An often overlooked population in discussions of prison reform is the children of inmates. How a child is affected depends both on what incarceration does to their parent and what they learn from their parent's experience. To overcome endogeneity concerns, we exploit the random assignment of judges who differ in their propensity to send defendants to prison. Using rich longitudinal data for Norway, we find that imprisonment has no effect on fathers’ recidivism but reduces their employment by 20 percentage points. We find no evidence that paternal incarceration affects a child's criminal activity or school performance.
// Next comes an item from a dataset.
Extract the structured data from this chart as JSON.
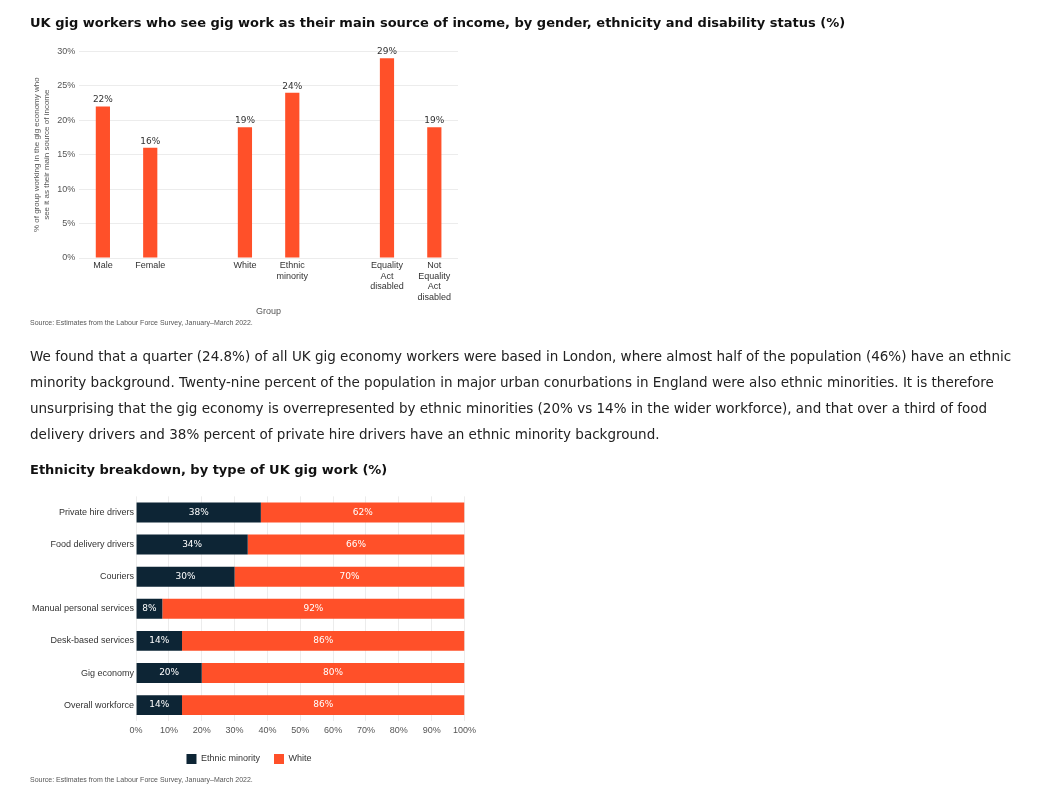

Hispanic-White Sentencing Differentials in the Federal Criminal Justice System

Imran Rasul
,
University College London

Abstract

In the Federal criminal justice system, large differences in sentencing outcomes exist between Hispanic and White defendants. A candidate explanation is ingroup bias causing `outsiders' (Hispanics) to be treated differently to `insiders' (Whites). To probe this explanation we exploit 9-11 as an exogenously timed cue heightening the salience of insider-outsider differences in American society. Based on linked administrative data covering 230,000 criminal cases from time of arrest through to sentencing, we use a DiD research design based on defendants all of whom were arrested pre 9-11, but some whose cases were sufficiently far advanced along the system so as to come up for sentencing pre 9-11, while others had only just entered the system pre 9-11, and so were sentenced post 9-11. We document that among those sentenced post 9-11, Hispanic-White judicial sentencing differentials are further exacerbated relative to these sentenced pre 9-11, while Black-White sentencing differentials are unaffected. Our data and research design allows us to further document the differential treatment of Hispanic defendants by prosecutors in pre-sentencing stages of the CJS, such as with regards to the initial offense charges they set. Finally, we collate bibliographical information on judges and document that in districts with a higher proportion of Hispanic judges, the Hispanic-White sentencing differential is significantly reduced, consistent with judges' ingroup biases driving their sentencing decisions. Our results provide insights into the magnitude, channels and potential origins of Hispanic-White sentencing differentials in the Federal criminal justice system.